The problem is when you say things like people that prefer the latter approach "can only be either dishonest, or incompetent". Putting it kindly, you're basically only making enemies at that point, and you seem unwilling to consider other points of view, at best. You seem absolutely baffled about why your tone, phrasing, and language are making others uncomfortable, even as you continue to insult those you're trying to influence.

I have never met you before this conversation, and I came away with a very negative impression. There are reasons you aren't being listened to, and they are problems with you and your behavior, not grand conspiracies.

There are battles worth staking your entire professional reputation over -- the GC repo is full of people doing that -- but this is definitely not one of them.

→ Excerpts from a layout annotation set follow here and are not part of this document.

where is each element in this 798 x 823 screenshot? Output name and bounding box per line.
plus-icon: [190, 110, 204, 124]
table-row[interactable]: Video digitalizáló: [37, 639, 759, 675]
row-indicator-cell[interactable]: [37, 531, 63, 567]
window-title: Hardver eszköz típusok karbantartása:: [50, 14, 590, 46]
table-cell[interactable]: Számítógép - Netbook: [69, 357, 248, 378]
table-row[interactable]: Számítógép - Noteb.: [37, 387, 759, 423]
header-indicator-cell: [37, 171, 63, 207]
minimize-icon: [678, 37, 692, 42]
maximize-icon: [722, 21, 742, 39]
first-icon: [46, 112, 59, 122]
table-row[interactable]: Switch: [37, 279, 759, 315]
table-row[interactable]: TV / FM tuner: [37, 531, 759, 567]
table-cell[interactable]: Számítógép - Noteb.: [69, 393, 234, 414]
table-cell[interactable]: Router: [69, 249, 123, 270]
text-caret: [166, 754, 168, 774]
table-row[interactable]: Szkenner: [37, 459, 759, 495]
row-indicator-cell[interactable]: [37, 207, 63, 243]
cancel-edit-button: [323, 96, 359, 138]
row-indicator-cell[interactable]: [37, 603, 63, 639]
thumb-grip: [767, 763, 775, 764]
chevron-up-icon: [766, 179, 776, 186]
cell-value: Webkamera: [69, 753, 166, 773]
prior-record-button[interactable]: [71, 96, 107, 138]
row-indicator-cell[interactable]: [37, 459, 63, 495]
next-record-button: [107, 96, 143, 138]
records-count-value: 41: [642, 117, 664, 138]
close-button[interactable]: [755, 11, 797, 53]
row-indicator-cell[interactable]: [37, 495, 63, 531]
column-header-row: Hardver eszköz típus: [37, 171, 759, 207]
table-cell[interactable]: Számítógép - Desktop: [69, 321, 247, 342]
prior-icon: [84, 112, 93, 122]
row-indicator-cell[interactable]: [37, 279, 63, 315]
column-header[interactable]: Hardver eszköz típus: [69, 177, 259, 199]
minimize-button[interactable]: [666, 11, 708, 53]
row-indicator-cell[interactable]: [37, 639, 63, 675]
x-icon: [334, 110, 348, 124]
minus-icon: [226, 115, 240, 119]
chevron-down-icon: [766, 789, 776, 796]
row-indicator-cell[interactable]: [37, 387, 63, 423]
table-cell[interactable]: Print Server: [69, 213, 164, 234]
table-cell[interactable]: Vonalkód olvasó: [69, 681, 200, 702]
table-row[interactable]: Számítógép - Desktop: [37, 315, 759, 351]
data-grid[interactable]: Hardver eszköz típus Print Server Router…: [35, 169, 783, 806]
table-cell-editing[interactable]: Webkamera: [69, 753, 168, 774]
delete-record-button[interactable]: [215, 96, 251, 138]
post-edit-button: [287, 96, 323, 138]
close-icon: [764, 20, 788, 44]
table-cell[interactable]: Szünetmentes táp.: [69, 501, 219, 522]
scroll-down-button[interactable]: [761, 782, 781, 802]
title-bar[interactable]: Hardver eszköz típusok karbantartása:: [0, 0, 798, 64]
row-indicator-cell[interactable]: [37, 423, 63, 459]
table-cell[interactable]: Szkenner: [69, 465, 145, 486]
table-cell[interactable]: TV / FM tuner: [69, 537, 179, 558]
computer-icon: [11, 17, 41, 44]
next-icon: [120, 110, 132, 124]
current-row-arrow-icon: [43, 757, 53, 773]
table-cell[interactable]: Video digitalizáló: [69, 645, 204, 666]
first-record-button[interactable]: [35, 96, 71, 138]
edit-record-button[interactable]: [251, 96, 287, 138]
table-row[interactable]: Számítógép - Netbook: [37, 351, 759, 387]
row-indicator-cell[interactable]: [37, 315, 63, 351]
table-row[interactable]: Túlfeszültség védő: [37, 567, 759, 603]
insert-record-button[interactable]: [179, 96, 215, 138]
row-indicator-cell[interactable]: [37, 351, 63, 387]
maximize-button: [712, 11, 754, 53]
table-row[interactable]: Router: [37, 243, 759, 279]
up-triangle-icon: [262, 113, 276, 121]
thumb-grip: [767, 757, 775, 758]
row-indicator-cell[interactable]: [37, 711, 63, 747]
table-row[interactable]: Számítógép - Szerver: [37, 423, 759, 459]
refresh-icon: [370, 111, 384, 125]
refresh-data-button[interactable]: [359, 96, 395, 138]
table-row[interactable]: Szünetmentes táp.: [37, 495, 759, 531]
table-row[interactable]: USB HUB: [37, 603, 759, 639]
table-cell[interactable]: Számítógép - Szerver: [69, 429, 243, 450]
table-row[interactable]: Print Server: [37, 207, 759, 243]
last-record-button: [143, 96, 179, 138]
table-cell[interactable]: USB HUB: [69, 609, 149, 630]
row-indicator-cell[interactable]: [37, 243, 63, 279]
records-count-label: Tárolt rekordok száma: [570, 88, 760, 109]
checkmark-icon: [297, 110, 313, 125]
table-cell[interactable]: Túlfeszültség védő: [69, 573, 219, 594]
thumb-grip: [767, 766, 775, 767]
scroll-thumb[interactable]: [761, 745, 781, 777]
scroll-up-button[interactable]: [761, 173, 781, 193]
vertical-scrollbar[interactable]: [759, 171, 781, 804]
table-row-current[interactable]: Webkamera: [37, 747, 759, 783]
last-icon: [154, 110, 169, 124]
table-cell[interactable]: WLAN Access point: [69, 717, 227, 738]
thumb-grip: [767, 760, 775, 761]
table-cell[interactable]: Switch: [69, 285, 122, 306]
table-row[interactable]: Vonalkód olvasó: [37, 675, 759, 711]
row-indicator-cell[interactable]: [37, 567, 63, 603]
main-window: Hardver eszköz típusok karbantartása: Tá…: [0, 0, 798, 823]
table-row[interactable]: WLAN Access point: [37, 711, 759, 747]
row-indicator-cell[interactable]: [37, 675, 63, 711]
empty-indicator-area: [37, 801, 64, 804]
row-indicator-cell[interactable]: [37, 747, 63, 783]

Well, I tried. Anyway, even if I was the abhorrent monster you keep painting in your almost exclusively ad hominem argumentation while accusing me of what you are undoubtedly guilty of yourself, I'd argue that none of this justifies plain ignoring technical concerns in a standardization effort. This exchange is an almost perfect reflection of the practices prevalent in the Wasm CG, that made the Component Model, and likely other things elsewhere, possible almost uncontested. And surely this is deliberate abuse, and I hope people can see that. And coincidentally, that's exactly my critique. I hope nobody is surprised that being at the receiving end of this, despite your best efforts, for years, is an extraordinarily frustrating experience, and that this is exactly the point.